Fasilitas umum seperti warung (yang oleh warga disebut supermarket), tempat hiburan, hingga penginapan sederhana tersedia di sana. Ada pula salon rambut, rumah bordil, empat bar kecil, dan sebuah pos polisi. Walaupun listrik terbatas dan penerangan di malam hari minim, warga tetap menjalani kehidupan mereka dengan semangat yang tinggi.
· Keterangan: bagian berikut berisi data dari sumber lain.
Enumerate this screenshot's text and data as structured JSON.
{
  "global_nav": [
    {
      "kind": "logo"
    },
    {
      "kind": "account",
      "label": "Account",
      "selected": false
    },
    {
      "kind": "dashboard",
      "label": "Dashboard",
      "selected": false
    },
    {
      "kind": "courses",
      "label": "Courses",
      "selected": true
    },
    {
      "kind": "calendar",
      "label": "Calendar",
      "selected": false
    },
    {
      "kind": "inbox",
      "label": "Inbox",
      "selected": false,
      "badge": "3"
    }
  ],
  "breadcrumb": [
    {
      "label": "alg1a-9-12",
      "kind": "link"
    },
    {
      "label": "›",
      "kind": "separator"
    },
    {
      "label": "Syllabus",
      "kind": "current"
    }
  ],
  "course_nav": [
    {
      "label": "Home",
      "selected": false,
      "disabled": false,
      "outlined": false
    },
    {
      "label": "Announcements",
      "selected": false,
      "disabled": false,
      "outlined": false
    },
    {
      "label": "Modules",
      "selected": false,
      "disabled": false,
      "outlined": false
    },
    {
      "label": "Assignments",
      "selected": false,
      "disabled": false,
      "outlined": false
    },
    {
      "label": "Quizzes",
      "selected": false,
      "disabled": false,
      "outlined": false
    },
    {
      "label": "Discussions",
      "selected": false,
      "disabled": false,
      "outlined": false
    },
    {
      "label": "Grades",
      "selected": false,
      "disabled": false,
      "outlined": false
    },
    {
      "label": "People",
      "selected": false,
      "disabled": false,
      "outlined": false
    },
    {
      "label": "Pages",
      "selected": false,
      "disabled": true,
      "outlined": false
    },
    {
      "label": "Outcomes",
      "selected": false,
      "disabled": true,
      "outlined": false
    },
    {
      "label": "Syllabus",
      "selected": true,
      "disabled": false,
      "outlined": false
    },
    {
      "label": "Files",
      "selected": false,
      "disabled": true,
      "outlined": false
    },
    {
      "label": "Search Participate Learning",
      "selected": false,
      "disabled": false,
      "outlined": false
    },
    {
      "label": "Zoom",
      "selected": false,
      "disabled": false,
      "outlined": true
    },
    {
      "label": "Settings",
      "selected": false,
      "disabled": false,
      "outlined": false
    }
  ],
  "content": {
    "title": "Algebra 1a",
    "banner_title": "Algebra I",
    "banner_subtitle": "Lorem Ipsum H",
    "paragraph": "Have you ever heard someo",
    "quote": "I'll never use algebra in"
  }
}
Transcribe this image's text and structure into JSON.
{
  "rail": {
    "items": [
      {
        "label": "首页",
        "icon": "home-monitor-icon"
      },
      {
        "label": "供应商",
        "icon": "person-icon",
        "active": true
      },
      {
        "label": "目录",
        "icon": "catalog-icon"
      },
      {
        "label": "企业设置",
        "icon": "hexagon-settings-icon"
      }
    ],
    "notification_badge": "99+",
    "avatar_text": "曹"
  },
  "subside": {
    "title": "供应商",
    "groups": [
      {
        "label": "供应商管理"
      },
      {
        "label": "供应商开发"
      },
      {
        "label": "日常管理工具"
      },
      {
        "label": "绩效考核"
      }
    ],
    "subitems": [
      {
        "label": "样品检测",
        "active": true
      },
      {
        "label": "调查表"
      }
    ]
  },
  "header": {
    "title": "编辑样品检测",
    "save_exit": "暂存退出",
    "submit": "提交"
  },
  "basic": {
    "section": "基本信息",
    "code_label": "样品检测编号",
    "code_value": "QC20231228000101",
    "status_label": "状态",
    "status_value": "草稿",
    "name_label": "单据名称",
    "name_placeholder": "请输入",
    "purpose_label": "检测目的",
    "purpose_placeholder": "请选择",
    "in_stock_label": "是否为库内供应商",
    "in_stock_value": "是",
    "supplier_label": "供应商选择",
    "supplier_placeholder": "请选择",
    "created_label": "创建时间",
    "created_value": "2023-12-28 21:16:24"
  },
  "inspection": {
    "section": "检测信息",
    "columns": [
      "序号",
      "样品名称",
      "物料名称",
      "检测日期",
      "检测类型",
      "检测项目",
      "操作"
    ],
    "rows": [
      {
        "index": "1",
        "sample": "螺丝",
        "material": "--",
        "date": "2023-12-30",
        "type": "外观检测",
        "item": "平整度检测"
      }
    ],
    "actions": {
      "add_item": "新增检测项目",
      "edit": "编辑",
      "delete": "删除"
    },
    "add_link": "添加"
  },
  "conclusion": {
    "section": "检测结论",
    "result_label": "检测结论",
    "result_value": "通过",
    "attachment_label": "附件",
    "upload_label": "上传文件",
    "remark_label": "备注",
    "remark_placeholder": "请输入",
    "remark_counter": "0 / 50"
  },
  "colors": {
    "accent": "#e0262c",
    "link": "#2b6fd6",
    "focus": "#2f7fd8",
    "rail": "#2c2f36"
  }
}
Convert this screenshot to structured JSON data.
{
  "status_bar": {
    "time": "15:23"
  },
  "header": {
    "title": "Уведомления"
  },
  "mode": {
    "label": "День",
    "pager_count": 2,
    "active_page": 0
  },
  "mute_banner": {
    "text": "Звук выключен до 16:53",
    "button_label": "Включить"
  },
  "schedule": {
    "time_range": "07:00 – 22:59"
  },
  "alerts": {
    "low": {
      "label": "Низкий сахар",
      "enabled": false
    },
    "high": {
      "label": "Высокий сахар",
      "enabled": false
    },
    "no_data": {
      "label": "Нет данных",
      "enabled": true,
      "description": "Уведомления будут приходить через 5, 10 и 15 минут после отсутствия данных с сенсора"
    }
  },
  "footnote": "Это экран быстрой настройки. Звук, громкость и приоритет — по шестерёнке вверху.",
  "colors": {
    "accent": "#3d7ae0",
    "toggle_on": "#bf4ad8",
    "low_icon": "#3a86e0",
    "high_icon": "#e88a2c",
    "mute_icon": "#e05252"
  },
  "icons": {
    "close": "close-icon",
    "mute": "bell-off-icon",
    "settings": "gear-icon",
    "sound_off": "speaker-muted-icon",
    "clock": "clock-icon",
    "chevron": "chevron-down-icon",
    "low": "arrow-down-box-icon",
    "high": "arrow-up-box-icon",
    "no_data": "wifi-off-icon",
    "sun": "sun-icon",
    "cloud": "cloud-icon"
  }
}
Menariknya, pulau ini awalnya tidak berpenghuni. Namun seiring menurunnya hasil laut di wilayah lain Danau Victoria—di mana WWF melaporkan bahwa 80% spesies ikan asli di danau ini telah punah dalam 40 tahun terakhir—Pulau Migingo menjadi incaran banyak nelayan. Kondisi geografisnya yang memungkinkan hasil tangkapan ikan nila melimpah membuat nelayan dari berbagai negara seperti Kenya, Uganda, Tanzania, Somalia, Ethiopia, hingga Republik Demokratik Kongo, berdatangan ke Migingo untuk mencari nafkah.
Dari sekitar 130 penduduk pada tahun 2009, kini Migingo dihuni oleh lebih dari 1.000 orang. Pemandangan dari udara menunjukkan hamparan atap-atap seng yang saling menempel rapat menyesuaikan kontur pulau yang berbatu. Uniknya, meskipun padat dan terbatas, masyarakat di sini tetap bisa menciptakan sistem sosial yang berjalan rapi.